Film Reviews

The Commuter – DVD Review

Today we’re going to be looking at the latest Liam Neeson vehicle: A commuter train.

Hah, see what I did there? Okay, fine, I won’t quit my day job. Today we’re going to be talking about The Commuter, where Liam Neeson plays ex-cop turned insurance salesman Michael MacCauley who, for ten years, has been taking the same train every day, rain or shine, until the day he is unceremoniously fired for the crime of being sixty years old. Returning home, jobless and desperate, he meets a woman who asks him to get involved in a hypothetical situation where he needs to identify someone on the train, someone who isn’t a regular, in exchange for $100,000.

It quickly transpires that this hypothetical situation isn’t so hypothetical, and events rapidly escalate as the bodies begin to mount and the pressure on Liam Neeson’s character also mounts as he doesn’t know who he can trust or who he can turn to.

When this was first announced, I remember a lot of people saying “Oh, it’s just Taken on a train” and I am aware that a lot of comparisons have been made to the other Liam Neeson film Non-Stop and there are definite similarities. First, they were both directed by the same man, Jaume Collet-Serra. Both feature cramped quarters on a moving vehicle, financial reward, definitive time limit to events, but the character Neeson plays in this is very different to both these other films.

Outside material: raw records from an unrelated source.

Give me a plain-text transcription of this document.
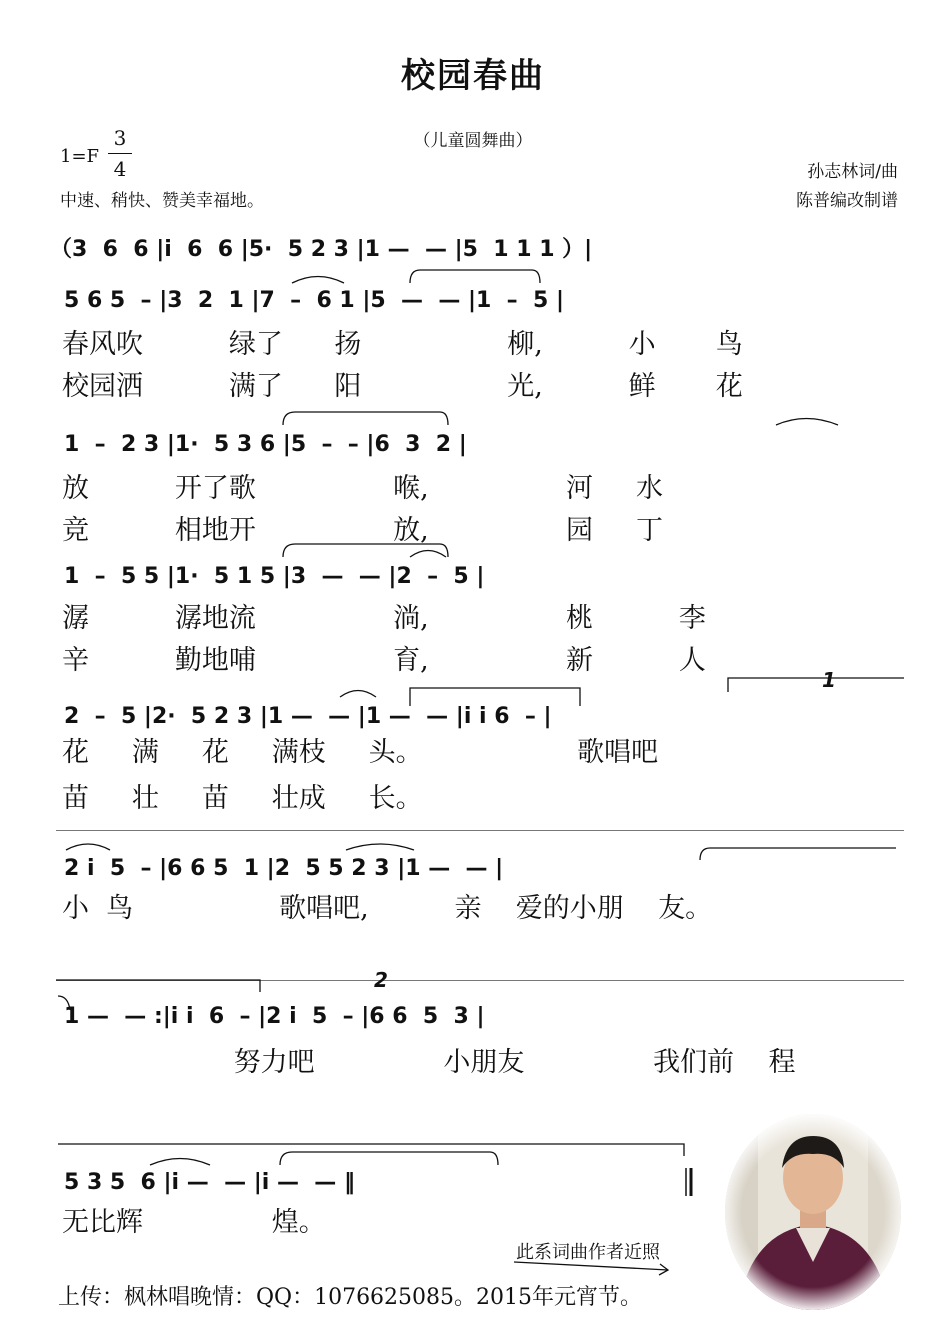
校园春曲
（儿童圆舞曲）
1=F
3
4
中速、稍快、赞美幸福地。
孙志林词/曲
陈普编改制谱
（3  6  6 |i  6  6 |5·  5 2 3 |1 —  — |5  1 1 1 ）|
5 6 5  – |3  2  1 |7  –  6 1 |5  —  — |1  –  5 |
春风吹          绿了      扬                 柳,          小       鸟
校园洒          满了      阳                 光,          鲜       花
1  –  2 3 |1·  5 3 6 |5  –  – |6  3  2 |
放          开了歌                喉,                河     水
竞          相地开                放,                园     丁
1  –  5 5 |1·  5 1 5 |3  —  — |2  –  5 |
潺          潺地流                淌,                桃          李
辛          勤地哺                育,                新          人
2  –  5 |2·  5 2 3 |1 —  — |1 —  — |i i 6  – |
花     满     花     满枝     头。                  歌唱吧
苗     壮     苗     壮成     长。
2 i  5  – |6 6 5  1 |2  5 5 2 3 |1 —  — |
小  鸟                 歌唱吧,          亲    爱的小朋    友。
1 —  — :|i i  6  – |2 i  5  – |6 6  5  3 |
努力吧               小朋友               我们前    程
5 3 5  6 |i —  — |i —  — ‖
无比辉               煌。
1
2
此系词曲作者近照
上传：枫林唱晚情：QQ：1076625085。2015年元宵节。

This is no Brian Mills with his “special set of skills”. This is a sixty-year-old man who was a cop ten years ago, but since then he’s been sitting behind a desk and pushing paper. So when there are fight scenes, they’re brutal, visceral and Neeson gets as much of a beating as he gives out, because it’s been ten years since he’s had to do anything but go to work and home again; and that’s a good thing. If he had come across as some unstoppable badass, it simply wouldn’t have been believable. It’s quite a nice change to have our protagonist something more of the everyman, the regular joe, doing his best to cope as I imagine a lot of us would in his position.

The plot is serviceable, if nothing we really haven’t already seen a hundred times before if you’re at all familiar with these specific action films, but it’s executed well and rattles along at a fair old pace. However, the opening montage is rather disjointed. You’re treated to a montage of life – get up at the same time, speak to family, drive to the station, get on the train – but it’s sometimes not clear what sequence these events fall in, if they’re strictly chronological or not, so it’s not until later in the film that you begin to understand where this NOW fits in with all the other sequences we’ve been presented with.

If I had to nitpick further (which I do) I would also highlight one particularly effects-heavy scene, which: a) Really doesn’t look all that good, the CGI a bit on the cheap side, and b) Kind of pushes the limits of what you think a 60-year-old ex-cop is capable of. I won’t go into too much detail as it would spoil the scene, but I will confess to some raised eyebrows at that point.

Moving on, who else do we have in this particular movie other than Liam Neeson? We have Sam Neill, and it was legitimately great to see his name in the opening credits. It was also legitimately disappointing to find that he’s in the movie for a grand total of about five minutes at the start, and then another ten minutes or so at the end and that’s your lot. What a shame, I’d hoped for more. It’s difficult to talk about his character as he’s hardly involved in the story at all. He is rocking quite a moustache, but at no point does he gouge his own eyes out and yell “Do You See?!” a la Event Horizon. Disappointing.

Our other notable lead is Patrick Wilson, who has also been in Prometheus and Bone Tomahawk as well as the Insidious and Conjuring series of movies. He plays Alex Murphy. No, not that one. Sadly there is no “your move, creep” or “dead or alive, you’re coming with me”. Which is rather a shame as that would have lifted this movie from “simply okay” to “utterly amazing”. RoboCop makes everything better. Except RoboCop 3. There’s no saving RoboCop 3.

But we’ve drifted off track. Need to get this review back on the rails, got a schedule to keep, need to build up a head of steam and I am really going to stop with the train related puns and sum up. If you liked Non-Stop, Taken, Run All Night or A Walk Among the Tombstones then this will keep you entertained.